L'"emergenza droga" che in questo periodo riempie giornali e televisioni con una valanga di parole in liberta' obbliga, secondo me, questa volta a qualche riflessione accurata. Questa volta in discussione non e' tanto la questione della punibilita' o meno del consumatore o quale intervento terapeutico sia piu' o meno accettabile. Quello delle cosiddette "nuove" droghe (che tanto nuove poi non sono) rappresenta un fenomeno rispetto al quale siamo tutti in ritardo ed in difficolta'. Sia per le caratteristiche del fenomeno, che per le caratteristiche delle sostanze, che per le caratteristiche degli utilizzatori. Una "cultura" ultra ventennale sviluppatasi attorno ei fenomeni eroina e cannabis e' oggi del tutto incapace di comprendere, analizzare ed elaborare soluzioni per un fenomeno che presenta tratti peculiari.Certo noi abbiamo cominciato a porre e a porci il problema tra i primi. Ma dal nostro punto di vista di antiproibizionisti radicali, proprio per la capacita' che in tutti questi anni abbiamo avuto di analizzare il fenomeno delle droghe e di elaborare proposte politiche (cioe' di governo del problema), rispondere alle sparate di Fini e compagnia con la sola parola d'ordine della legalizzazione non puo' e non deve bastare.

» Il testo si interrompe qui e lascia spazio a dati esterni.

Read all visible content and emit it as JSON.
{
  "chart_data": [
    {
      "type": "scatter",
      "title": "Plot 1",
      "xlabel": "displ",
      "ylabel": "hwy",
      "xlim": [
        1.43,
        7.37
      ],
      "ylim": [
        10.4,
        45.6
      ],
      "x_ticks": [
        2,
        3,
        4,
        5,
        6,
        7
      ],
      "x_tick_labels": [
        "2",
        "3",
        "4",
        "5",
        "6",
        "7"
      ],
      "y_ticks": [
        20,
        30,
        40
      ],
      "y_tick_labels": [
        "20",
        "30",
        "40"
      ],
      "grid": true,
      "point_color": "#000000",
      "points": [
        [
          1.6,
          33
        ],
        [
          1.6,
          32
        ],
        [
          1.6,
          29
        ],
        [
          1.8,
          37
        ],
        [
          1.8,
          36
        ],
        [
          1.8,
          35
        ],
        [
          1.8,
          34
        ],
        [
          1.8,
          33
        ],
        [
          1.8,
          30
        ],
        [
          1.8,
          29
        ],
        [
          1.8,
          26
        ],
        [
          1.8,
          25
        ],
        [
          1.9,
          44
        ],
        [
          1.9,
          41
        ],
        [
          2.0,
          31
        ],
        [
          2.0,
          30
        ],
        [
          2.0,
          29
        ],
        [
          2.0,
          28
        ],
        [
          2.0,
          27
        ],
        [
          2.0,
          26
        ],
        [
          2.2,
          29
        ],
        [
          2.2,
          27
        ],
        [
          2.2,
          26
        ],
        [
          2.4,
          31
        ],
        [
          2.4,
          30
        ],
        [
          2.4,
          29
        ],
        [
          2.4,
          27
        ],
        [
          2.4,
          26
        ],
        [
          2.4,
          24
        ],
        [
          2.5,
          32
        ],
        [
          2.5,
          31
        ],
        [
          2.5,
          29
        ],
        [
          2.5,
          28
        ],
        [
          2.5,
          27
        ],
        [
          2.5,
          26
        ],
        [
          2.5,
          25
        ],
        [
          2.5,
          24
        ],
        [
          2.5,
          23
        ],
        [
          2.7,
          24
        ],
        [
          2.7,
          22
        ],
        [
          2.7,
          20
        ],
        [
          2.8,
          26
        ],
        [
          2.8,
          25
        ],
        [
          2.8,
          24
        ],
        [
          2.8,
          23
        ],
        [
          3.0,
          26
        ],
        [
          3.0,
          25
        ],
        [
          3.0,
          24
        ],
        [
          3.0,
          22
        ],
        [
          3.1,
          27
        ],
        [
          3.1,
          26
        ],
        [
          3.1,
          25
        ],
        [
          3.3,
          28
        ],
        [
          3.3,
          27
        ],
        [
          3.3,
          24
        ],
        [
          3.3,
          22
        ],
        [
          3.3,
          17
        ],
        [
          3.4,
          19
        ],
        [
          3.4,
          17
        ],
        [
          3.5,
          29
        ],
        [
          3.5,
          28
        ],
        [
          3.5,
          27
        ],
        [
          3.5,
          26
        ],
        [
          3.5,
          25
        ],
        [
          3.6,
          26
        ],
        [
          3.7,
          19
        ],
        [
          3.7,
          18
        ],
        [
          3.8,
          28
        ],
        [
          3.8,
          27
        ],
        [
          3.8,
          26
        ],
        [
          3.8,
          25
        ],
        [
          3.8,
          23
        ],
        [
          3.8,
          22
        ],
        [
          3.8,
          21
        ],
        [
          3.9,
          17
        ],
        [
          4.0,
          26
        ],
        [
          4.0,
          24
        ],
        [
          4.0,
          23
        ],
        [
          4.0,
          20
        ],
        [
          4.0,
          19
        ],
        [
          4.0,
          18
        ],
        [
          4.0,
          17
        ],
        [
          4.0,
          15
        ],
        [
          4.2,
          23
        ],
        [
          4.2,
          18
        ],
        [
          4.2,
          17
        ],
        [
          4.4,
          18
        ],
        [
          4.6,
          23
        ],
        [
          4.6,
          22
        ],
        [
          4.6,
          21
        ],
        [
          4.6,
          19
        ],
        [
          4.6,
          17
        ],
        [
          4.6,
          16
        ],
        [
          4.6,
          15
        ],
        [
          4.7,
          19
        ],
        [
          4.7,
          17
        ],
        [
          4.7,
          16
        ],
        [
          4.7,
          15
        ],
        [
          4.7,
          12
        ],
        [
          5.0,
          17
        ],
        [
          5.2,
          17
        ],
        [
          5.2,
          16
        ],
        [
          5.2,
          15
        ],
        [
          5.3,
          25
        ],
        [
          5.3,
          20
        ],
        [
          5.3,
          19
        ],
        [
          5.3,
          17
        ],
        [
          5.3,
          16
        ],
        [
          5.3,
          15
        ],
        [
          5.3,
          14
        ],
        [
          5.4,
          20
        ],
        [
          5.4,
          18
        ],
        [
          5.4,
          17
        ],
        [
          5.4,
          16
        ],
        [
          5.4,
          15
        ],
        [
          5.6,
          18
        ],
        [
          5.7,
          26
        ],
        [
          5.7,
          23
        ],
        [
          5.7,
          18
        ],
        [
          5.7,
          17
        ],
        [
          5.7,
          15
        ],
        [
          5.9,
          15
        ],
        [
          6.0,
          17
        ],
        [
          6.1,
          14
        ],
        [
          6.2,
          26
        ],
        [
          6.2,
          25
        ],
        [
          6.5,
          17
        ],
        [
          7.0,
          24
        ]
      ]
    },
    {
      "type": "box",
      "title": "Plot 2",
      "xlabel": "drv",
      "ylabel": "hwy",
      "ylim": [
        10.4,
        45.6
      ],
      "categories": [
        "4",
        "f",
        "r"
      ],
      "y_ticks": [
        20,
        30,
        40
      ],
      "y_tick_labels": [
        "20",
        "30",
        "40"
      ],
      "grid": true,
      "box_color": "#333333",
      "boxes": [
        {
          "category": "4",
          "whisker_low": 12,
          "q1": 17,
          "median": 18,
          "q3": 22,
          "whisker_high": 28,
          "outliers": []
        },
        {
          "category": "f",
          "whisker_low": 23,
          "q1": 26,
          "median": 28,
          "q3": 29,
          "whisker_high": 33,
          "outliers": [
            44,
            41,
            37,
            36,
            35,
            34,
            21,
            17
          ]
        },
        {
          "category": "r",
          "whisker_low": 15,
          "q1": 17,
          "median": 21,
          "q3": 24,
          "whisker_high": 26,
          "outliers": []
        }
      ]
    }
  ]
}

Non fosse altro perche' la domanda che sorge spontanea, anche senza essere pregiudizialmente ostili, e' "legalizzare va bene ma come?".
Siamo di fronte a sostanze anfetaminiche capaci di produrre danni permanenti, forme di dipendenza e in certi casi anche la morte. Ma il problema, al limite, non e' nemmeno questo perche' entrano in gioco aspetti pecculiari legati al tipo di consumatore, alla percezione che egli ha del suo rapporto con la sostanza, alle caratteristiche di un mercato polverizzato, alla (relativa) facilita' con cui si possono produrre queste molecole, alla possibilita' di produrre molecole sempre nuove aggirando cosi' i successivi aggiornamenti delle tabelle indicanti le sostanze proibite, al fenomeno diffuso della poliassunzione.
Nel caso delle droghe sintetiche la proposta minima, informazione e controlli di qualita' sulle sostanze, va ovviamente benissimo, ma non e' una novita': e' gia' particata in Olanda, dove addirittura centri che si occupano di studio, prevenzione e intervento sul fenomeno, come il Jellinek, hanno preso anche contatto con spacciatori di medio livello per "coinvolgerli" in qualche modo sulla questione della qualita' delle sostanze.
Come radicali, quindi, dovremmo essere in grado di studiare ed elaborare una proposta piu' avanzata, come abbiamo fatto in altre circostanze. Ma rispetto alle "nuove droghe", per esempio, e' possibile elaborare qualcosa di nuovo, oppure la l'esempio olandese e' l'unico ragionevolmente possibile? Diffondere informazioni per un uso consapevole e collocare unita' mobili posti davanti a discoteche e rave parties per analizzare le pasticche va bene, ma oltre a questo cosa si puo' proporre?